Choc pour les épargnants : à compter du 1er février 2026, les taux du Livret A, du LDDS et des principaux livrets réglementés vont reculer, amputant directement les intérêts de millions de Français, y compris les seniors et les foyers modestes qui dépendent de ces placements pour garder la tête hors de l’eau.
Les nouveaux taux tombent : attention à la perte de revenus

Dès le 1er février, le Livret A et le LDDS verront leur taux passer de 1,70 % à environ 1,40 % – soit 0,30 point de moins d’un seul coup, conséquence d’une inflation désormais sous 1 % et du repli du taux interbancaire européen (€STR).
Le LEP, réservé aux ménages modestes, pourrait tomber de 2,70 % à 2,40 % voire 1,90 %. Le compte épargne logement (CEL) suivra, passant de 1,25 % à 1 %, alors que les livrets jeunes alignent également leur rémunération vers le bas.
Ce qui change pour la sécurité de votre épargne

La formule automatique de révision laisse peu de place aux exceptions : seuls les nouveaux Plans d’Épargne Logement (PEL) ouverts depuis janvier 2026 bénéficient d’une hausse à 2 %. Pour tous les autres, la tendance est à la baisse, provoquant un recul net des gains, et frappant souvent ceux qui privilégient l’épargne sécurisée faute d’alternative.
Les chiffres sont sans appel : sur un Livret A avec 15 000 €, la perte annuelle s’approche de 45 € ; pour un LEP à 7 700 €, elle atteint plus de 23 €.
Injustice ressentie chez les épargnants les plus vulnérables
Pour les personnes âgées, familles monoparentales ou étudiants, cette baisse sonne comme une double peine.

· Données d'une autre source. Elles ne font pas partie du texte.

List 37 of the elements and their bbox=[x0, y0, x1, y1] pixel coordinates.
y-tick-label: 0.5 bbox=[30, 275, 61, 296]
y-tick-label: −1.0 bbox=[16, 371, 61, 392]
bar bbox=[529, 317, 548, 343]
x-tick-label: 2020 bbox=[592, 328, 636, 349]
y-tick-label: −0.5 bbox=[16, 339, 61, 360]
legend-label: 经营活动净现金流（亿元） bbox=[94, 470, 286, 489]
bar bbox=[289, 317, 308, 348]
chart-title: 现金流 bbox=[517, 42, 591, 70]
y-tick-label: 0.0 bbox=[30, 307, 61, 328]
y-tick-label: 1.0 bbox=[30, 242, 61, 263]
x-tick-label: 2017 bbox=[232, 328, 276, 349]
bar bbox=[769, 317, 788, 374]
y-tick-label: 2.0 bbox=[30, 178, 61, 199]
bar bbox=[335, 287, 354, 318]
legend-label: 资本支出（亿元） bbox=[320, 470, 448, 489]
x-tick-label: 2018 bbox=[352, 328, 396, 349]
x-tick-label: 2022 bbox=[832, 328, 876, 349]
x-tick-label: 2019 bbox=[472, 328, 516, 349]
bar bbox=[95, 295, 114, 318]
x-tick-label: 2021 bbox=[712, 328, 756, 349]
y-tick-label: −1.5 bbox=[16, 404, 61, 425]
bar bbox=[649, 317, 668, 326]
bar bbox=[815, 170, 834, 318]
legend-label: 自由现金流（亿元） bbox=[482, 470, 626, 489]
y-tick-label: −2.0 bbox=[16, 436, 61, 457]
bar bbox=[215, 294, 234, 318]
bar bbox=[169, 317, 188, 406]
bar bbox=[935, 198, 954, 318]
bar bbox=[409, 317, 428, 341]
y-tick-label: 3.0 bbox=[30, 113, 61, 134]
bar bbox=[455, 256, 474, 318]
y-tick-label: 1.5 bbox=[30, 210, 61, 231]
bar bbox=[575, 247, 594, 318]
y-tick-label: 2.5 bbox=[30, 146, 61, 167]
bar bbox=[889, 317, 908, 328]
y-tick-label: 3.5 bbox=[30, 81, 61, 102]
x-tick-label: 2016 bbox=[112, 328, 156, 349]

Beaucoup espéraient que l’État conserverait un écart plus marqué pour le LEP : rien n’est garanti.
Les réactions sont vives et le sentiment d’injustice grandit. « On nous incite à épargner prudemment, mais on rogne encore sur ce qui aide à finir le mois », soupire Mireille*, retraitée à Nantes.
L’épargne réglementée devait protéger les plus fragiles, mais aujourd’hui elle ne suit plus le coût de la vie.
Quelles conséquences dans les semaines à venir ?
Les chiffres définitifs seront fixés après la publication officielle de l’inflation de décembre 2025, attendue mi-janvier : tout changement de dernière minute sera scruté de près, surtout pour le LEP.
En attendant, chaque foyer devra ajuster sa stratégie : peut-on compter sur ces livrets pour faire face à une imprévue ou faudra-t-il envisager d’autres choix ?
Banques et familles guettent d’éventuels ajustements réglementaires, alors que la pression monte et que l’été 2026 pointe déjà de nouvelles révisions de taux.
Cette décision impacte-t-elle vraiment la façon dont vous placez vos économies ou celles de vos proches ? Partagez votre ressenti ou votre expérience récente, et n’hésitez pas à envoyer cet article à un proche inquiet par la baisse des taux. Vos témoignages comptent pour éclairer la communauté.
*Les personnes interrogées ont souhaité conserver l’anonymat.



2 réponses
Encore une fois on touche les mêmes au lieu de semprendre à ceux qui ont les moyens et qui peuvent profiter de placement alléchant.
Voilà la politique de ce pays qui va vers son déclin
Vous avez raison, Michel, les livrets réglementés sont censés protéger ceux qui n’ont pas accès aux placements princeps… mais on dirait que le Livret A n’a jamais fait rêver la Bourse ! Cette baisse touche surtout ceux qui recherchaient de la sécurité, et c’est un vrai enjeu de justice sociale qu’on oublie trop souvent derrière les chiffres.